A lower number of puncture attempts and fewer puncture levels were detected in ultrasound (US) groups (p < 0.001). First attempt success rate under US guidance was 92 % in comparison to 44 % using a conventional technique in obese parturients (p < 0.001). In 52 % of the lean patients and in 54.2 % of the obese patients, the intercristal line was at the L3-L4 and at the L2-L3 interspace, respectively. The duration of spinal procedure was shorter in US groups (22 vs. 52 s, p = 0.031). We found a high correlation between ultrasound and needle depth (r = 0.709, p < 0.001).
We found a high level of success in the prepuncture ultrasound-determined insertion point. The ultrasound imaging technique can be a reliable guide to facilitate spinal anesthesia, especially in obese parturients.

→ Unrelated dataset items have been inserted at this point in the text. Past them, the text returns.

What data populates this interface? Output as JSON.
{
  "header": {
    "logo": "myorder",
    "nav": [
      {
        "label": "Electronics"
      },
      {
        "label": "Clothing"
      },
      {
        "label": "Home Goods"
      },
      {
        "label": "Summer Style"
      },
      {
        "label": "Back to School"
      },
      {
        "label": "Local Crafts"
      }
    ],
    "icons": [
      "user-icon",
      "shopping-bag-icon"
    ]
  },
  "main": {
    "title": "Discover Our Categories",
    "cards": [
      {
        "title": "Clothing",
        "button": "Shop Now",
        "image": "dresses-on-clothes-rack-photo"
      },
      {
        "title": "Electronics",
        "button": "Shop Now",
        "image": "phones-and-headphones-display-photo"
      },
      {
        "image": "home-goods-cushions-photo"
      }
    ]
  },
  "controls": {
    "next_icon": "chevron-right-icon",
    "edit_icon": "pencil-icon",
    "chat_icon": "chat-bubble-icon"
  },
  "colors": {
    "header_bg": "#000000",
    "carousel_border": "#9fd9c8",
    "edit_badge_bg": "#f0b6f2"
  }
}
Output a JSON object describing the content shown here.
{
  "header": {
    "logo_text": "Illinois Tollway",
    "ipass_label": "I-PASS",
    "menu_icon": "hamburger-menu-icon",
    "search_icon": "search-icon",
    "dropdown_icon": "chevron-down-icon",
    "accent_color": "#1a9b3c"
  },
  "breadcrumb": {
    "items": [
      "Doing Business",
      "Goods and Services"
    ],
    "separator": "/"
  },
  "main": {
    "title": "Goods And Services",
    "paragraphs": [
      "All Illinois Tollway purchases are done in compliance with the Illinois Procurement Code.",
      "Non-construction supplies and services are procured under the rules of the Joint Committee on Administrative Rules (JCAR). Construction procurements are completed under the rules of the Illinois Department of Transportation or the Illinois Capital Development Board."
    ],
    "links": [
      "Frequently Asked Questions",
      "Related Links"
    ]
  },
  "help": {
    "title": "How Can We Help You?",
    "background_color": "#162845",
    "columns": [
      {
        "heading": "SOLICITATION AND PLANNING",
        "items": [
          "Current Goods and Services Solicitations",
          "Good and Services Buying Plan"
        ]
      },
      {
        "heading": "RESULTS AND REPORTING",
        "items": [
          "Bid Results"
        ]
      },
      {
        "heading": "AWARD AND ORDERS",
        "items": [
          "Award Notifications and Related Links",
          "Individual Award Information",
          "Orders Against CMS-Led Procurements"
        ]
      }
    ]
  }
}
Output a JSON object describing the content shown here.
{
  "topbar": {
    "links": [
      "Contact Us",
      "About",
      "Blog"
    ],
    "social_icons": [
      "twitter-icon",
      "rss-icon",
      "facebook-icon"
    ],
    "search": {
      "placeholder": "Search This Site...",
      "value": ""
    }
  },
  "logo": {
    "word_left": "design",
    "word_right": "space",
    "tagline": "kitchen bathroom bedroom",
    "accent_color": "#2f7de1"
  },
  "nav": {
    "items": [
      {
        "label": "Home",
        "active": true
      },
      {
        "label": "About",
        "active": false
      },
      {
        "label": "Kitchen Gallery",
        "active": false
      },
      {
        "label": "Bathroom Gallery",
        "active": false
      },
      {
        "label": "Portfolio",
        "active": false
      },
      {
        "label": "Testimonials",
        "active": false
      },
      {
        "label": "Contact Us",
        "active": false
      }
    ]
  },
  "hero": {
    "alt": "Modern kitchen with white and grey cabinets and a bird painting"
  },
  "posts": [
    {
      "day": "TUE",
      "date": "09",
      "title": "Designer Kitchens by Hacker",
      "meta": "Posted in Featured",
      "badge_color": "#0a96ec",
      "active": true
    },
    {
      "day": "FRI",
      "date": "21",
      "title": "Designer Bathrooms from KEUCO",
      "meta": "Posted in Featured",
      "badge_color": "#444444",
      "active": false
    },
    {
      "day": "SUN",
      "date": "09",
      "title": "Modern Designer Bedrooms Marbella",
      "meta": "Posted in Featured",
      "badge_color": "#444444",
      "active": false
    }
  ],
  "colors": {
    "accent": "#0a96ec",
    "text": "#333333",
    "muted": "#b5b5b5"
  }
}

本研究旨在探讨在脊柱穿刺前进行腰椎超声扫描是否有助于提高操作性能,减少穿刺次数和操作时间,提高成功率。我们假设超声可以辅助神经轴阻滞,特别是在解剖结构困难的孕妇中。
100 名(50 名瘦弱,BMI<30kg/m²和 50 名肥胖,BMI≥30kg/m²)择期行剖宫产的产妇被分为超声组和对照组。在瘦弱产妇(第 1 组,n=25)和肥胖产妇(第 2 组,n=25)中,行蛛网膜下腔阻滞前进行超声检查,在瘦弱产妇(第 3 组,n=25)和肥胖产妇(第 4 组,n=25)中,行蛛网膜下腔阻滞前不进行超声检查。记录穿刺次数和穿刺水平。
超声组(US 组)的穿刺次数和穿刺水平较低(p<0.001)。US 引导下首次穿刺成功率为 92%,而常规技术为 44%(p<0.001)。在 52%的瘦弱产妇和 54.2%的肥胖产妇中,骼嵴线位于 L3-L4 和 L2-L3 间隙。US 组的脊髓操作时间较短(22 秒 vs. 52 秒,p=0.031)。我们发现超声和针尖深度之间存在高度相关性(r=0.709,p<0.001)。
我们发现超声引导下确定进针点的成功率较高。超声成像技术可以作为辅助脊髓麻醉的可靠手段,特别是在肥胖产妇中。